On the other hand, Plaintiff has already suffered great prejudice from the delay caused by Defendants' multiple and, thus far, unsuccessful attempts to claim absolute immunity. Mr. Wearry has now waited 5 years to begin discovery in this litigation and have his day in court. That is an incredible amount of time. See Wenk, 2015 WL 4916934, at *3 (denying defendant's request for a stay of the trial pending disposition of her petition for writ of certiorari; the court noted that plaintiffs “[had] already suffered greatly from the delay in obtaining relief” given that the case was more than three years old, more than a year had passed since defendant's motion for summary judgment had been denied, and defendant's appeal to the Sixth Circuit had already postponed a final adjudication for over a year).
“Like the government official who rightfully invokes the defense of [absolute] immunity, a private citizen is entitled to claim the timely protection of the law” and it “seems reasonable to ask at what point does staying discovery in deference to the [absolute] immunity defense unfairly impinge upon a private citizen's ability to obtain timely vindication of their constitutional protections.” Sanchez v. Hartley, 2016 WL 7176718, at *7 (D. Colo. Apr. 26, 2016).
Mr. Wearry has waited too long already. The fact that this litigation was filed five years ago and has not even proceeded to discovery cannot be stressed enough. Defendants have had ample opportunity to argue their position to both this Court and to the Fifth Circuit without success, and they do not point to any real or specific harm that would result should they have to engage in discovery while their petition remains pending before the Supreme Court. Instead, they essentially argue that an assertion of absolute immunity entitles them to a stay no matter the circumstances. This is not enough.
C. Conclusion
For the reasons given above, the Court finds that its prior Order (R. Doc. 62) staying discovery expired on October 28, 2022, when the Fifth Circuit issued its Mandate (R. Doc. 90). Moreover, Defendants have failed to persuade the Court that a new stay should issue pending the Supreme Court's decision of their Petition for Writ of Certiorari. Therefore, the parties are ORDERED to immediately proceed with discovery.
The Court will separately issue a Scheduling Order based on the deadlines already proposed by the parties in their Status Report (R. Doc. 93).
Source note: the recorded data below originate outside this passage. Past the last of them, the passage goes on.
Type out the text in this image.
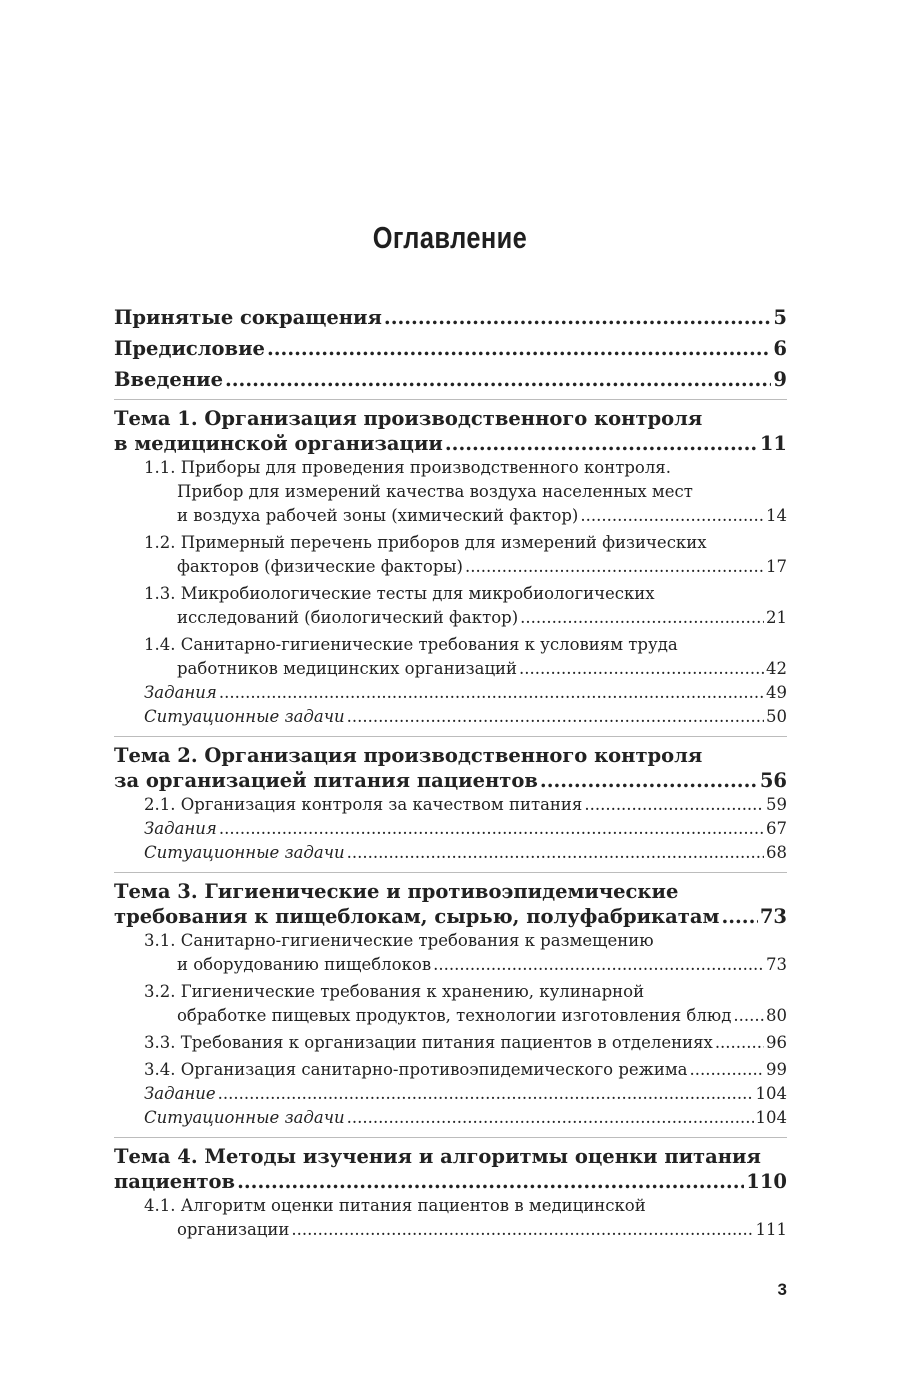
Оглавление
Принятые сокращения .....	5
Предисловие .....	6
Введение .....	9
Тема 1. Организация производственного контроля
в медицинской организации .....	11
1.1. Приборы для проведения производственного контроля.
Прибор для измерений качества воздуха населенных мест
и воздуха рабочей зоны (химический фактор) .....	14
1.2. Примерный перечень приборов для измерений физических
факторов (физические факторы) .....	17
1.3. Микробиологические тесты для микробиологических
исследований (биологический фактор) .....	21
1.4. Санитарно-гигиенические требования к условиям труда
работников медицинских организаций .....	42
Задания .....	49
Ситуационные задачи .....	50
Тема 2. Организация производственного контроля
за организацией питания пациентов .....	56
2.1. Организация контроля за качеством питания .....	59
Задания .....	67
Ситуационные задачи .....	68
Тема 3. Гигиенические и противоэпидемические
требования к пищеблокам, сырью, полуфабрикатам ..... 73
3.1. Санитарно-гигиенические требования к размещению
и оборудованию пищеблоков .....	73
3.2. Гигиенические требования к хранению, кулинарной
обработке пищевых продуктов, технологии изготовления блюд ..... 80
3.3. Требования к организации питания пациентов в отделениях .....	96
3.4. Организация санитарно-противоэпидемического режима .....	99
Задание .....	104
Ситуационные задачи .....	104
Тема 4. Методы изучения и алгоритмы оценки питания
пациентов .....	110
4.1. Алгоритм оценки питания пациентов в медицинской
организации .....	111
3
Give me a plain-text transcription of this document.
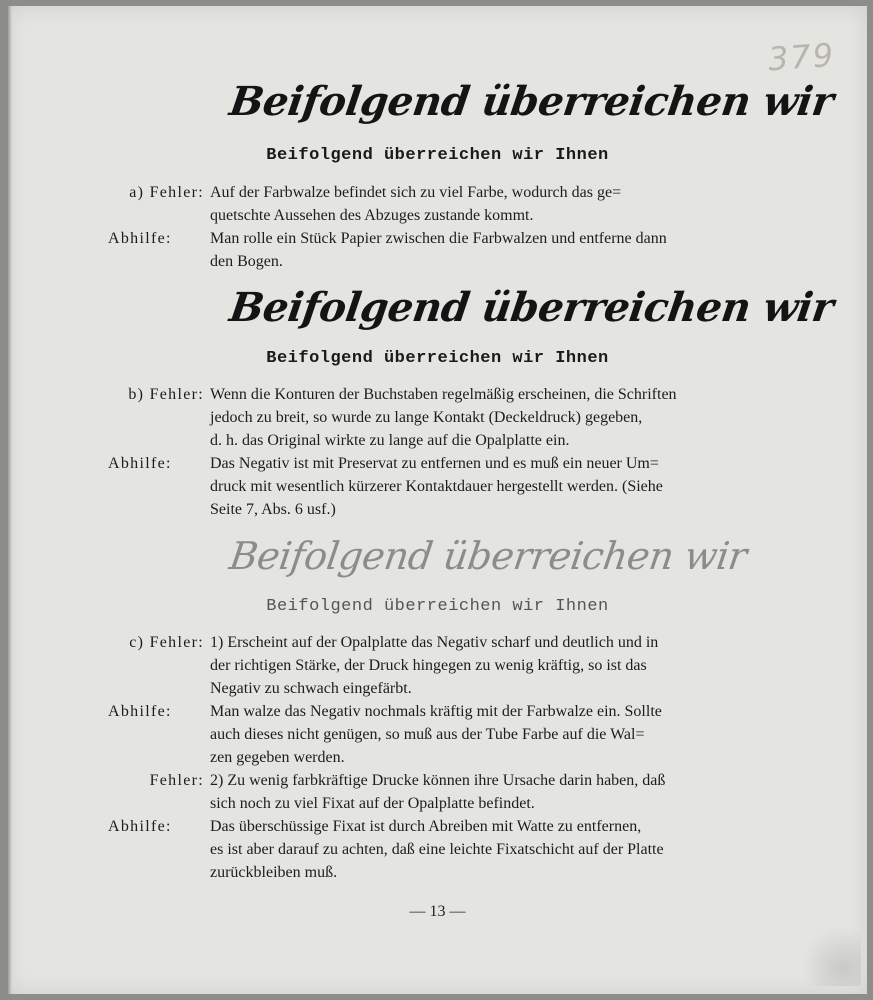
379
Beifolgend überreichen wir
Beifolgend überreichen wir Ihnen
a) Fehler: Auf der Farbwalze befindet sich zu viel Farbe, wodurch das ge=
quetschte Aussehen des Abzuges zustande kommt.
Abhilfe:	Man rolle ein Stück Papier zwischen die Farbwalzen und entferne dann
den Bogen.
Beifolgend überreichen wir
Beifolgend überreichen wir Ihnen
b) Fehler: Wenn die Konturen der Buchstaben regelmäßig erscheinen, die Schriften
jedoch zu breit, so wurde zu lange Kontakt (Deckeldruck) gegeben,
d. h. das Original wirkte zu lange auf die Opalplatte ein.
Abhilfe:	Das Negativ ist mit Preservat zu entfernen und es muß ein neuer Um=
druck mit wesentlich kürzerer Kontaktdauer hergestellt werden. (Siehe
Seite 7, Abs. 6 usf.)
Beifolgend überreichen wir
Beifolgend überreichen wir Ihnen
c) Fehler: 1) Erscheint auf der Opalplatte das Negativ scharf und deutlich und in
der richtigen Stärke, der Druck hingegen zu wenig kräftig, so ist das
Negativ zu schwach eingefärbt.
Abhilfe:	Man walze das Negativ nochmals kräftig mit der Farbwalze ein. Sollte
auch dieses nicht genügen, so muß aus der Tube Farbe auf die Wal=
zen gegeben werden.
Fehler: 2) Zu wenig farbkräftige Drucke können ihre Ursache darin haben, daß
sich noch zu viel Fixat auf der Opalplatte befindet.
Abhilfe:	Das überschüssige Fixat ist durch Abreiben mit Watte zu entfernen,
es ist aber darauf zu achten, daß eine leichte Fixatschicht auf der Platte
zurückbleiben muß.
— 13 —
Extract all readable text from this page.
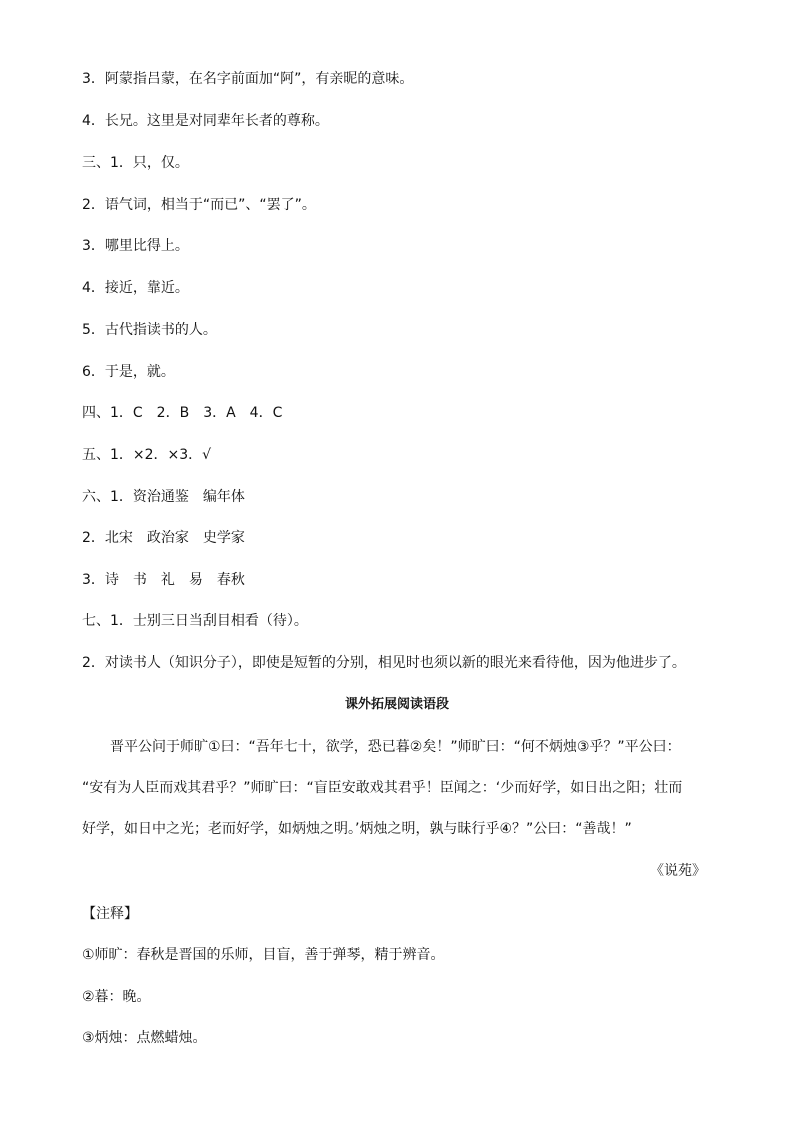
3．阿蒙指吕蒙，在名字前面加“阿”，有亲昵的意味。
4．长兄。这里是对同辈年长者的尊称。
三、1．只，仅。
2．语气词，相当于“而已”、“罢了”。
3．哪里比得上。
4．接近，靠近。
5．古代指读书的人。
6．于是，就。
四、1．C　2．B　3．A　4．C
五、1．×2．×3．√
六、1．资治通鉴　编年体
2．北宋　政治家　史学家
3．诗　书　礼　易　春秋
七、1．士别三日当刮目相看（待）。
2．对读书人（知识分子），即使是短暂的分别，相见时也须以新的眼光来看待他，因为他进步了。
课外拓展阅读语段
　　晋平公问于师旷①曰：“吾年七十，欲学，恐已暮②矣！”师旷曰：“何不炳烛③乎？”平公曰：
“安有为人臣而戏其君乎？”师旷曰：“盲臣安敢戏其君乎！臣闻之：‘少而好学，如日出之阳；壮而
好学，如日中之光；老而好学，如炳烛之明。’炳烛之明，孰与昧行乎④？”公曰：“善哉！”
《说苑》
【注释】
①师旷：春秋是晋国的乐师，目盲，善于弹琴，精于辨音。
②暮：晚。
③炳烛：点燃蜡烛。
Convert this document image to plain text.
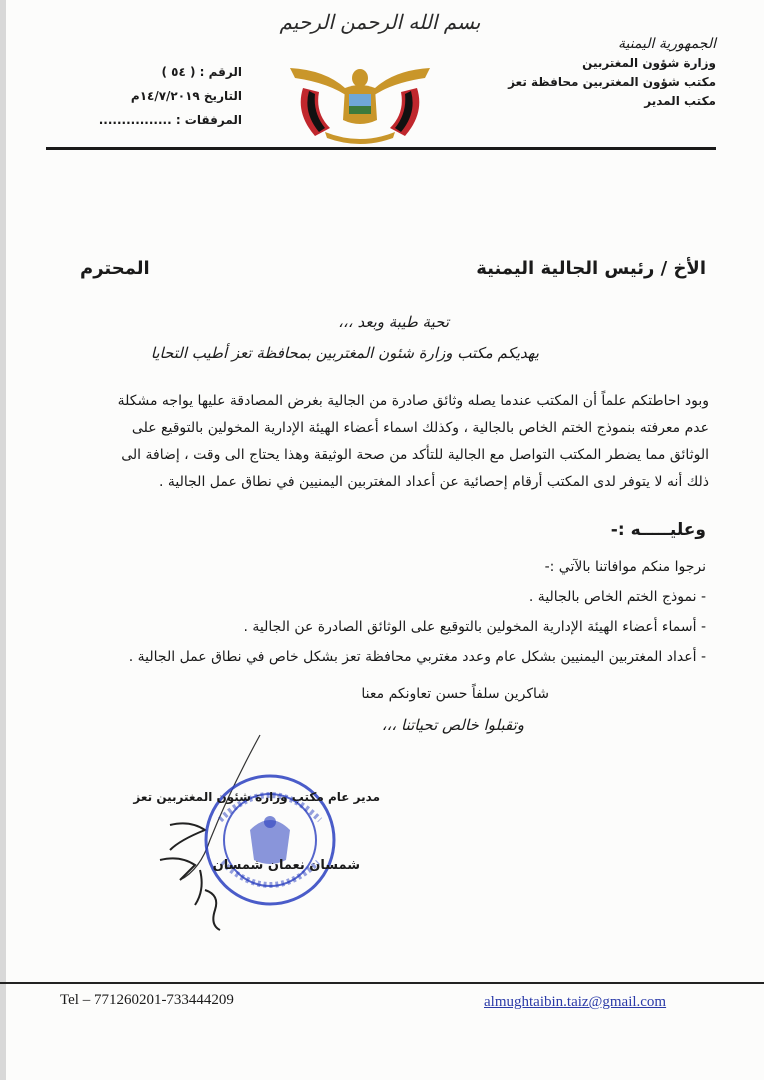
بسم الله الرحمن الرحيم
الجمهورية اليمنية
وزارة شؤون المغتربين
مكتب شؤون المغتربين محافظة تعز
مكتب المدير
الرقم : ( ٥٤ )
التاريخ ١٤/٧/٢٠١٩م
المرفقات : ................
الأخ / رئيس الجالية اليمنية
المحترم
تحية طيبة وبعد ،،،
يهديكم مكتب وزارة شئون المغتربين بمحافظة تعز أطيب التحايا
وبود احاطتكم علماً أن المكتب عندما يصله وثائق صادرة من الجالية بغرض المصادقة عليها يواجه مشكلة
عدم معرفته بنموذج الختم الخاص بالجالية ، وكذلك اسماء أعضاء الهيئة الإدارية المخولين بالتوقيع على
الوثائق مما يضطر المكتب التواصل مع الجالية للتأكد من صحة الوثيقة وهذا يحتاج الى وقت ، إضافة الى
ذلك أنه لا يتوفر لدى المكتب أرقام إحصائية عن أعداد المغتربين اليمنيين في نطاق عمل الجالية .
وعليـــــه :-
نرجوا منكم موافاتنا بالآتي :-
- نموذج الختم الخاص بالجالية .
- أسماء أعضاء الهيئة الإدارية المخولين بالتوقيع على الوثائق الصادرة عن الجالية .
- أعداد المغتربين اليمنيين بشكل عام وعدد مغتربي محافظة تعز بشكل خاص في نطاق عمل الجالية .
شاكرين سلفاً حسن تعاونكم معنا
وتقبلوا خالص تحياتنا ،،،
مدير عام مكتب وزارة شئون المغتربين تعز
شمسان نعمان شمسان
Tel – 771260201-733444209	almughtaibin.taiz@gmail.com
Finally, should the Supreme Court grant Defendants' Petition for Writ of Certiorari, Defendants will immediately file notice with the Court and discovery will again be stayed pending the outcome in the Supreme Court. But to be clear, a further stay will only occur if the Supreme Court grants certiorari. See Glick v. Ballentine Produce, Inc., 397 F.2d 590, 594 (8th Cir. 1968) (“While it is true that the actual granting of a writ of certiorari does operate as a stay, the mere petition for certiorari does not have such an effect.”).